Como indica Covelli (2018), tras las pérdidas francesas por la Paz de París (1763), el Duque de Choiseut, ministro de Guerra y Marina de Luis XV, buscando recuperar el menguado imperio francés, fue aconsejado por Luis Antonio de Bougainville para ocupar las islas visitadas por los ya citados marinos de Saint-Maló. Ante el entusiasmo, el Duque le dio el cargo de Capitán de Fragata a Bougainville y le asignó la fragata “L’Aigle” y la corbeta “Le Sphinx”. El 8 de septiembre de 1763, se inició la travesía con rumbo a las Malvinas, haciendo escala en Montevideo. Las autoridades españolas de esta última ciudad recibieron con cierto recelo a las dos naves –tan lejos de su ruta hacia las posesiones francesas, como Cayena e India–, pero Bouganville invocó el Pacto de Familia de 1761[5]. Hacia finales de enero del siguiente año llegaron a las inmediaciones de las islas y comenzaron una superficial exploración. El 25 de febrero de 1764 Bougainville propuso construir un fuerte, que se nombró Fort du Roi. De esta manera, se constituyó la primera colonia, de unas 27 personas, tomándose posesión del territorio a nombre de Luis XV, rey de Francia. Ese mismo año, Bougainville realizó un par de viajes más para aprovisionar y poblar las islas. En paralelo, mientras se daba a conocer la colonización de Malvinas, efectuada por los franceses en contravención de los pactos respetados hasta ese momento, Inglaterra se aprestó también a ocupar las islas[6]. El 21 de junio de 1764 partió una expedición bajo el mando del comodoro John Byron, que se instalaría en la parte noro-este del archipiélago y fundaría el 23 de enero de 1765 Port Egmont.

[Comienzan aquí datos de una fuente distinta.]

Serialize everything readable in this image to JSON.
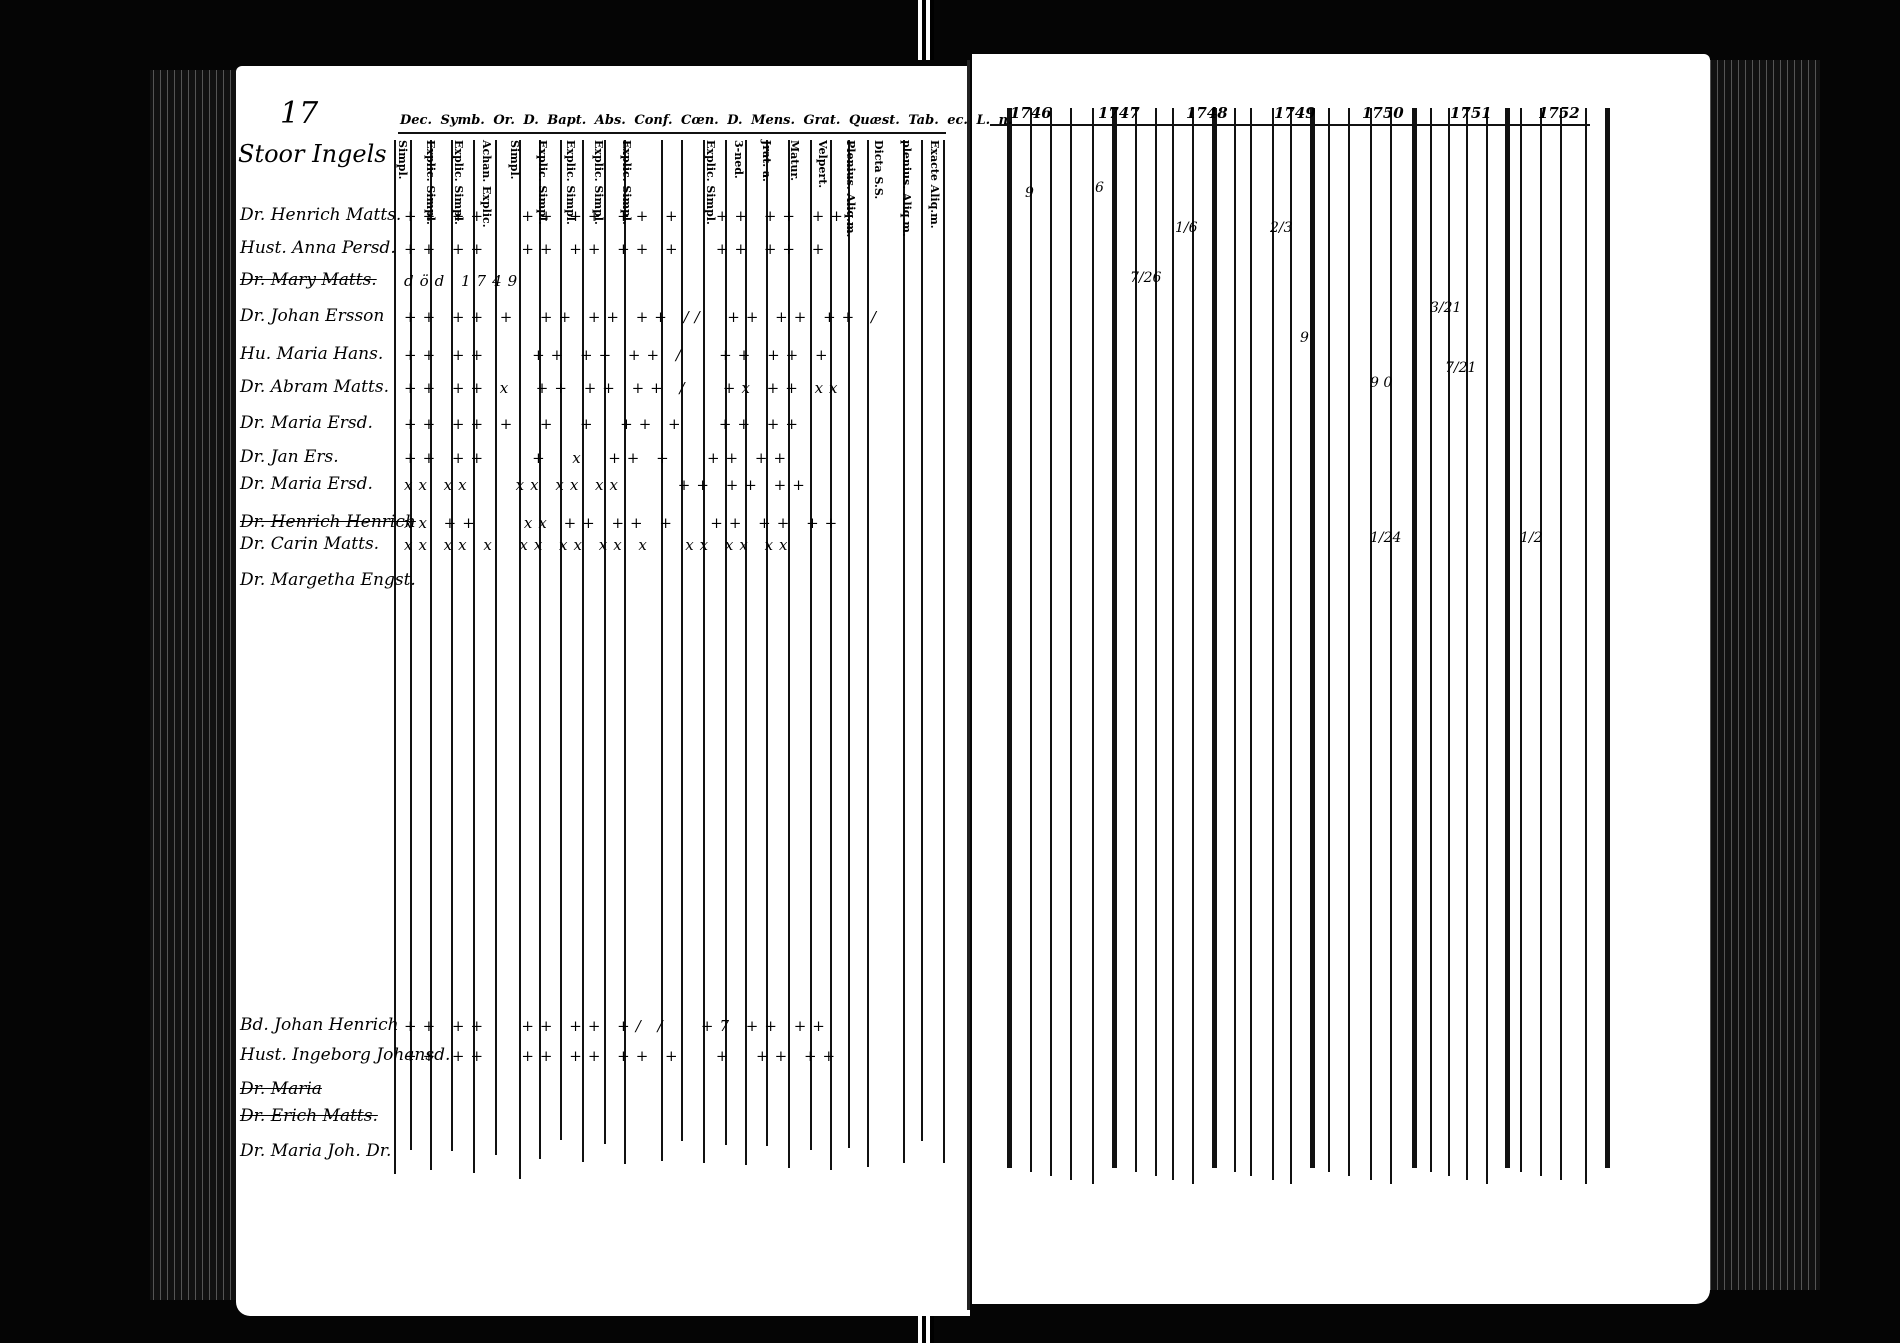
{
  "page_number": "17",
  "village": "Stoor Ingels",
  "header_columns": "Dec. Symb. Or. D. Bapt. Abs. Conf. Cœn. D. Mens. Grat. Quæst. Tab. ec. L. n.",
  "sub_columns": [
    "Simpl.",
    "Explic. Simpl.",
    "Explic. Simpl.",
    "Achan. Explic.",
    "Simpl.",
    "Explic. Simpl.",
    "Explic. Simpl.",
    "Explic. Simpl.",
    "Explic. Simpl.",
    "",
    "",
    "Explic. Simpl.",
    "3-ned.",
    "Jrat. a.",
    "Matur.",
    "Velpert.",
    "Plenius. Aliq.m.",
    "Dicta S.S.",
    "plenius. Aliq.m.",
    "Exacte Aliq.m."
  ],
  "years": [
    "1746",
    "1747",
    "1748",
    "1749",
    "1750",
    "1751",
    "1752"
  ],
  "entries": [
    {
      "name": "Dr. Henrich Matts.",
      "marks": "++ ++   ++ ++ ++ +   ++ ++ ++",
      "struck": false
    },
    {
      "name": "Hust. Anna Persd.",
      "marks": "++ ++   ++ ++ ++ +   ++ ++ +",
      "struck": false
    },
    {
      "name": "Dr. Mary Matts.",
      "marks": "död 1749",
      "struck": true
    },
    {
      "name": "Dr. Johan Ersson",
      "marks": "++ ++ +  ++ ++ ++ //  ++ ++ ++ /",
      "struck": false
    },
    {
      "name": "Hu. Maria Hans.",
      "marks": "++ ++    ++ ++ ++ /   ++ ++ +",
      "struck": false
    },
    {
      "name": "Dr. Abram Matts.",
      "marks": "++ ++ x  ++ ++ ++ /   +x ++ xx",
      "struck": false
    },
    {
      "name": "Dr. Maria Ersd.",
      "marks": "++ ++ +  +  +  ++ +   ++ ++",
      "struck": false
    },
    {
      "name": "Dr. Jan Ers.",
      "marks": "++ ++    +  x  ++ +   ++ ++",
      "struck": false
    },
    {
      "name": "Dr. Maria Ersd.",
      "marks": "xx xx    xx xx xx     ++ ++ ++",
      "struck": false
    },
    {
      "name": "Dr. Henrich Henrich",
      "marks": "xx ++    xx ++ ++ +   ++ ++ ++",
      "struck": true
    },
    {
      "name": "Dr. Carin Matts.",
      "marks": "xx xx x  xx xx xx x   xx xx xx",
      "struck": false
    },
    {
      "name": "Dr. Margetha Engst.",
      "marks": "",
      "struck": false
    }
  ],
  "lower_entries": [
    {
      "name": "Bd. Johan Henrich",
      "marks": "++ ++   ++ ++ +/ /   +7 ++ ++",
      "struck": false
    },
    {
      "name": "Hust. Ingeborg Johansd.",
      "marks": "++ ++   ++ ++ ++ +   +  ++ ++",
      "struck": false
    },
    {
      "name": "Dr. Maria",
      "marks": "",
      "struck": true
    },
    {
      "name": "Dr. Erich Matts.",
      "marks": "",
      "struck": true
    },
    {
      "name": "Dr. Maria Joh. Dr.",
      "marks": "",
      "struck": false
    }
  ],
  "right_notes": [
    "9",
    "6",
    "7/26",
    "1/6",
    "2/3",
    "9",
    "9 0",
    "3/21",
    "7/21",
    "1/24",
    "1/2"
  ]
}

Tras la noticia de lo logrado por Byron en Inglaterra, la Corona envió una escuadrilla comandada por el capitán John Macbride para intimar a los franceses a evacuar y, si no era obedecido, expulsarlos de forma violenta. Luego de una recalada y diferentes reconocimientos en las islas, el 4 de diciembre de 1766 se apersonó en Port Saint-Louis. Allí presentó una carta para el “Oficial comandante del establecimiento en las Falklands (sic)”. De ella se desprendía que las islas habían sido primeramente descubiertas por súbditos ingleses, enviados por el gobierno con ese propósito y de derecho pertenecían a su Majestad Británica, la cual había dado órdenes que los súbditos de otras potencias no podían tener ningún título y por lo tanto deseaba ser informado sobre la autoridad bajo cuyo nombre se había levantado ese establecimiento. La respuesta de los ocupantes franceses fue que lo hicieron en nombre del rey de Francia y Byron se retiró el 5 de julio, luego de meses de encontrarse sitiado.

España, entretanto, tomó conocimiento de las ocupaciones por noticias llegadas a Europa y publicadas en la Gaceta de Ámsterdam, el 13 de julio. Después de ardorosas gestiones diplomáticas ante su aliada y con la intervención de Bougainville, que veía destruido su trabajo, Francia accedió a entregar la colonia, previa indemnización al expedicionario. Para el 6 de octubre de 1766 la operación quedaba terminada y el reconocimiento francés afirmaba el dominio hasta entonces no discutido de España sobre las Malvinas.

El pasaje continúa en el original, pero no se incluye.